As you feverishly Tweeted about a stranger wearing a mask incorrectly, someone’s daughter slid a needle into her arm for the last time.
It’s not the news anybody wants. It’s reality.
No state loses a higher percentage of its people to overdose than West Virginia, and Monongalia County is helping lead that dire charge.
But there is a resistance.
Since its inception in the spring of 2019, the Monongalia County Quick Response Team has had more than 3,300 interactions and connected some 420 individuals with treatment.
“We just show up. If we have an address connected to an overdose, we’ll just go. We knock on the door, introduce ourselves and tell them what we do and why we do it. We’re not uniformed. I’m not a cop and I’m not a doctor,” Dan McCawley explained. “We meet them where they’re at, both physically and in terms of accepting their state of change.”
McCawley leads a team of peer recovery specialists working with the QRT — a grant-funded mix of medical, law enforcement and addiction recovery -focused individuals charged with combating the recently forgotten epidemic of substance abuse.
When it comes to the QRT, the peer recovery team is the tip of the spear. Data comes in from cops, EMTs or referrals from friends and family, or the addicts themselves. Then it’s time to get to work.
“Just showing up with compassion and coming with lived experience, being people in recovery ourselves, goes a long way,” McCawley said. “Sometimes you need to talk to someone who’s been there; who’s been sick and dependent on drugs and alcohol. You’re talking to someone who knows exactly where you are because we’ve been there.”
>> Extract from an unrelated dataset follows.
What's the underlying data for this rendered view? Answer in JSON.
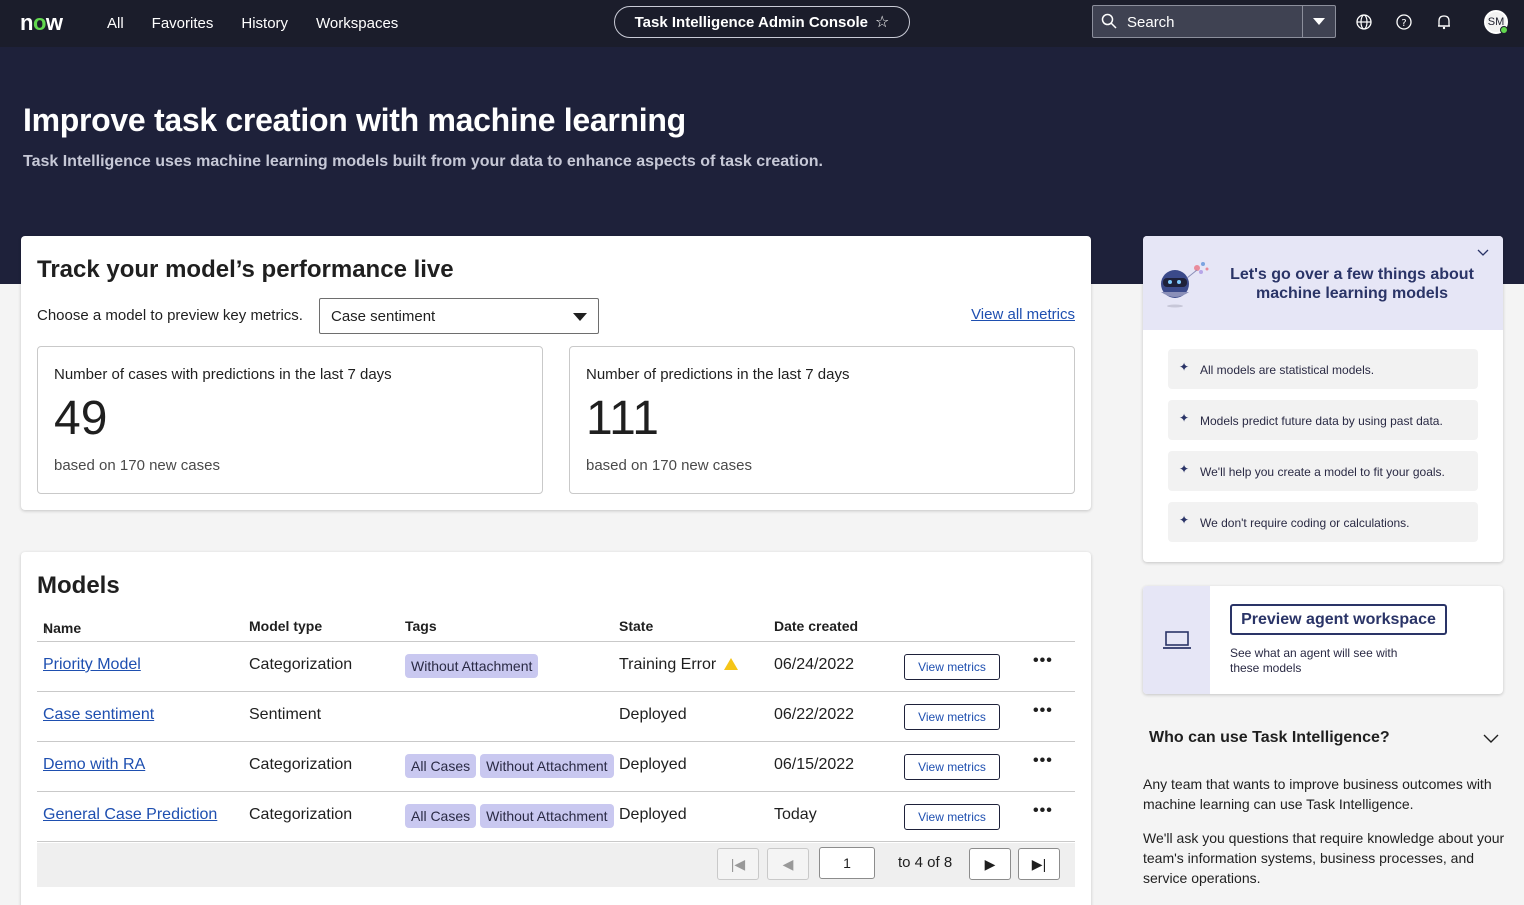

The goal is to follow up with an individual within 72 hours of an overdose.
Those efforts have recently been enhanced through a $105,966 grant from the National Association of County and City Health Officials.
Brittany Irick, who coordinates the QRT out of the Monongalia County Health Department, said those funds will be used to purchase a Zuercher account for the group — the same system used by MECCA 911.
“We’ll be able to actually to see these overdose events happening in real time so the peer recovery coaches can get to those individuals as quick as possible,” Irick said.
The QRT concept originated in Coalrain, Ohio and was brought to West Virginia as a pilot project. Monongalia County’s QRT was created as one of the five original QRTs formed through grant funding from the state. It has since received financial support to serve in a mentorship role to programs forming across the country.
“This issue affects so many people in West Virginia and all across the nation,” Irick said. “Sometimes it’s difficult to bring individuals and organizations together, but I think we’ve done a fantastic job of getting the word out about what we’re doing and bringing everyone to the table, because every individual, every agency, brings something to the table.”
Even if that something is as simple as knocking on a door.
“There’s the attitude from some folks who say, ‘Well, they’re a junkie. Let them die.’ But they’re a person, it’s a life, and we can do something to save them,” McCawley said. “There are people today who are alive and breathing because of the efforts of the quick response team. That’s amazing.”